Le canevas ou tapisserie à l'aiguille est un travail qui s'apparente à la broderie. L'ouvrage s'y fait à points serrés de manière à couvrir régulièrement et entièrement toute la surface d'une toile formant canevas. Le fait qu'on utilise l'expression point de Gobelin pour désigner des points lancés verticaux ou obliques sur canevas n'a fait qu'ajouter à la confusion de cette dernière technique avec la tapisserie de lice. C'est que la manufacture française des Gobelins (toujours en activité aujourd'hui) a hautement contribué, depuis le XVIIIème siècle, à la renommée mondiale de la tapisserie en réalisant de vraies tapisseries de lice au point que dans certains pays on désigne celle-ci par le mot français gobelin. 

On comprend ainsi plus facilement la confusion qui règne auprès d'un public non averti.


Françoise Devroede licier créateur.


La tapisserie de haute lice connaît un nouvel essor en Belgique depuis un demi-siècle. Cette rénovation s'est faite sous l'impulsion de Dubrunfaut, Somville et Deltour.
Aujourd'hui, des peintres-cartonniers dessinent des oeuvres que réalisent des artisans-liciers. A côté d'eux, il existe des liciers-créateurs qui imaginent et réalisent eux-mêmes leurs projets afin de traduire de manière plus fine leur propre sensibilité en s'assurant une plus grande liberté d'écriture.

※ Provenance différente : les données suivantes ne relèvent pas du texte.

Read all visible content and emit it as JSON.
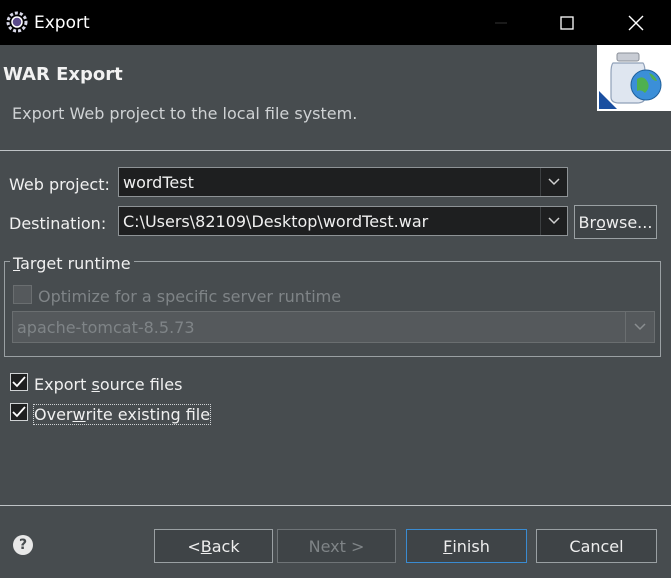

Françoise Devroede fait partie de ces liciers-créateurs de la nouvelle génération. Elève de Marce Truyens, Professeur à l'Académie des Beaux-Arts de Bruxelles, elle est membre de l'association du
"Domaine de la Lice" qui regroupe une trentaine d'artistes dont le but est d'assurer, dans notre pays, la permanence de la lice.
Pour elle, "la tapisserie est une passion. Un coup de foudre pour un rythme de lignes courbes impose la création artistique qui transcende la réalité objective en la chargeant de magique.
Le rythme de travail qu'impose cet art permet la méditation, procure l'inestimable privilège de vivre en dehors du temps et, par là, de se libérer des contingences pour se découvrir, trouver l'équilibre et la sérénité puis finalement transmettre à autrui cette harmonie à travers le jeu des formes et des couleurs."